Swift And Snarky Push-Back

Of course, it’s important to note that journalists like Nikiforuk, Damaskis, and Cobb are more likely to get negative feedback from Canadian government officials because they are not, and don’t claim to be, completely objective. All three are openly and fiercely opposed to the speed of tar sands development.

But even reporters who are seemingly more objective toward development have been subject to government push-back. For example, Economist correspondent Madelaine Drohan said via e-mail that Alberta’s provincial government once posted a “defensive” response on its website to an article she wrote that mentioned leaks from tailings ponds, which are large lakes of tar sands waste. That response has since been removed, but Drohan said she remembers it happening.

“It made me think that the government was even more sensitive than the industry,” she said.

As for hostility from the Alberta provincial government, one journalist pointed specifically to David Sands, a director at Alberta’s Public Affairs Bureau, whose Twitter account is made up largely of rebuttals to journalism critical of Alberta government. In recent tweets, Sands compared two newspapers’ coverage of Parliament to “jihad,” among other critical responses.

“Yeah, I’m the mean guy,” Sands told ThinkProgress. “It’s definitely my personal style, but nobody told me to be mean.”

Sands said part of his job is tracking down stories that include inaccuracies about Alberta government policies. He said he’s the only one in his department with the specific mandate to do so.

Still, many have criticized Alberta for the number of people they’ve employed to hunt down stories. According to documentsobtained by the Canadian Taxpayers’ Federation in April, Alberta employs 214 communications professionals at a cost of $21 million per year, a number that the National Post noted “far outstrips” the number of reporters who cover government.

Sands rebutted that story too, saying communications staff span a range of departments — healthcare, education, law enforcement — that are not all dedicated to attacking journalists.

“It’s sort of an enjoyment of the media to say we have 214 communications people who are all dealing with the media,” he said. “When reporting is challenged, people take it very personally.”

The Strategy Is Working — Or Is It?

Thus far, government push-back against environmental journalism seems to be working. As a recent survey of Canadian journalists showed, many environmental and climate stories about the tar sands often go unreported. That survey, titled “The Alberta Oil Sands, Journalists, and Their Sources,” questioned 20 reporters with extensive daily experience reporting on the tar sands.

Of the 20, 14 said stories about the tar sands were not being told, and seven of those 14 said environmental issues were the main ones untouched.

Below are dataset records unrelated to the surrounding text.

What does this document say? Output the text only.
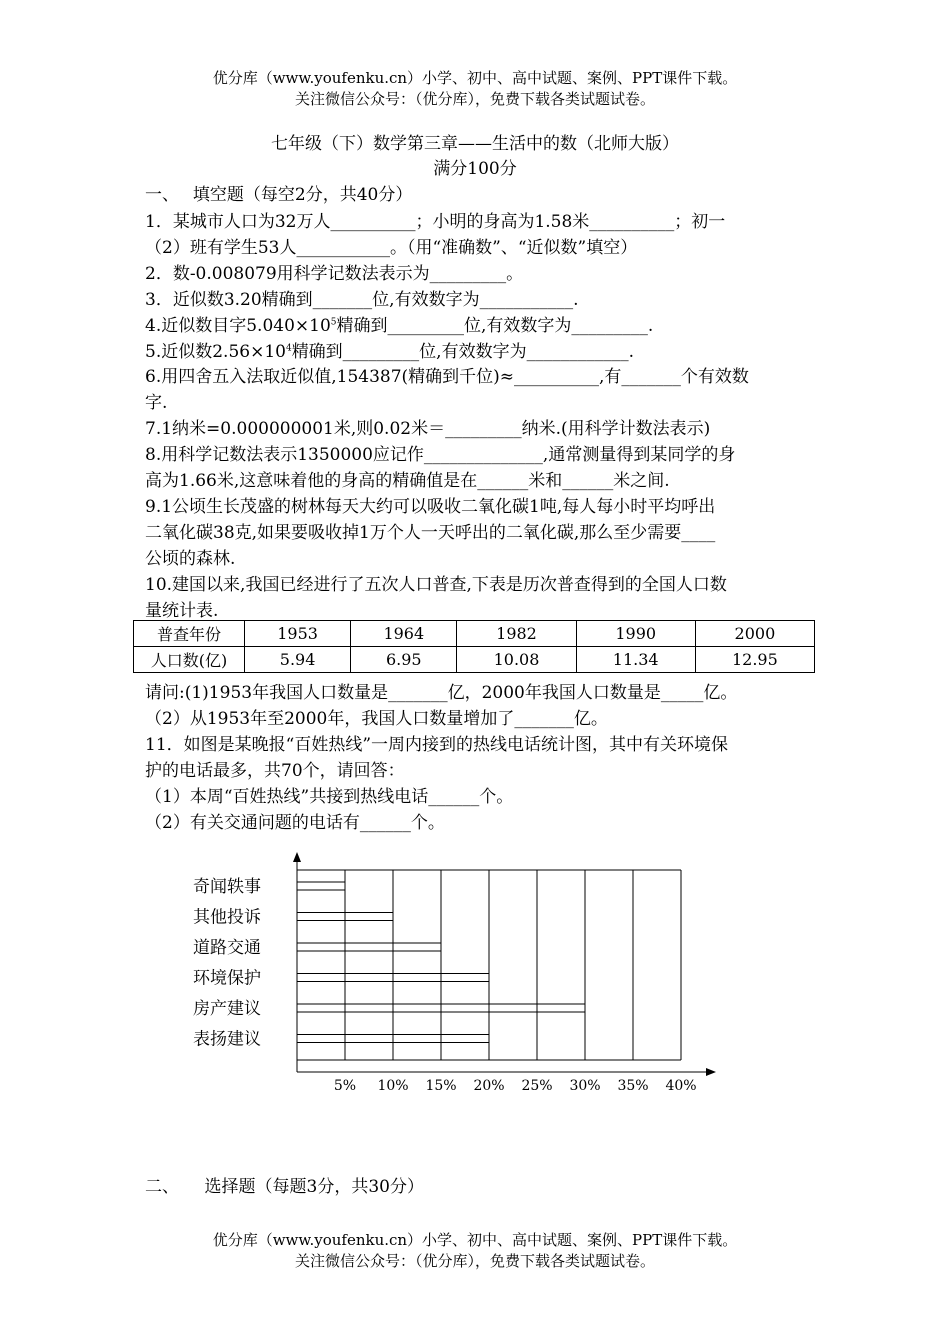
优分库（www.youfenku.cn）小学、初中、高中试题、案例、PPT课件下载。
关注微信公众号：（优分库），免费下载各类试题试卷。
七年级（下）数学第三章——生活中的数（北师大版）
满分100分
一、　 填空题（每空2分，共40分）
1．某城市人口为32万人__________；小明的身高为1.58米__________；初一
（2）班有学生53人___________。（用“准确数”、“近似数”填空）
2．数-0.008079用科学记数法表示为_________。
3．近似数3.20精确到_______位,有效数字为___________.
4.近似数目字$5.040\times 10^5$精确到_________位,有效数字为_________.
5.近似数$2.56\times 10^4$精确到_________位,有效数字为____________.
6.用四舍五入法取近似值,154387(精确到千位)≈__________,有_______个有效数
字.
7.1纳米=0.000000001米,则0.02米＝_________纳米.(用科学计数法表示)
8.用科学记数法表示1350000应记作______________,通常测量得到某同学的身
高为1.66米,这意味着他的身高的精确值是在______米和______米之间.
9.1公顷生长茂盛的树林每天大约可以吸收二氧化碳1吨,每人每小时平均呼出
二氧化碳38克,如果要吸收掉1万个人一天呼出的二氧化碳,那么至少需要____
公顷的森林.
10.建国以来,我国已经进行了五次人口普查,下表是历次普查得到的全国人口数
量统计表.
普查年份	1953	1964	1982	1990	2000
人口数(亿)	5.94	6.95	10.08	11.34	12.95
请问:(1)1953年我国人口数量是_______亿，2000年我国人口数量是_____亿。
（2）从1953年至2000年，我国人口数量增加了_______亿。
11．如图是某晚报“百姓热线”一周内接到的热线电话统计图，其中有关环境保
护的电话最多，共70个，请回答：
（1）本周“百姓热线”共接到热线电话______个。
（2）有关交通问题的电话有______个。
奇闻轶事
其他投诉
道路交通
环境保护
房产建议
表扬建议
5% 10% 15% 20% 25% 30% 35% 40%
二、　　选择题（每题3分，共30分）
优分库（www.youfenku.cn）小学、初中、高中试题、案例、PPT课件下载。
关注微信公众号：（优分库），免费下载各类试题试卷。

Environmental damage done by leaking tailings ponds and bitumen waste; toxic contaminants leeching into the water; the impact of excess sulfur produced in the mining process — all of those were included in the issues journalists perceive as under-reported.

“I hate this story,” one reporter who participated in the study said. “It’s important, but there’s no direction or progression.”

As for activist groups, Ben West of ForestEthics said the hostility has actually been helping his group’s efforts. And it’s not just the group itself. As the government’s attacks have become more and more public, West says his and other environmental advocacy groups have been obtaining record-breaking donations from individuals — what he calls a “clear sign” that Canadians want to protect their environment from the tar sands.

“I actually kind of welcome these attacks from the federal government in a sense, because they are a great opportunity to highlight how crazy our government’s acting, and use it as a reason to ask people for more support,” he said. “Many Canadians feel strongly about this. Let the government create their own disincentives.”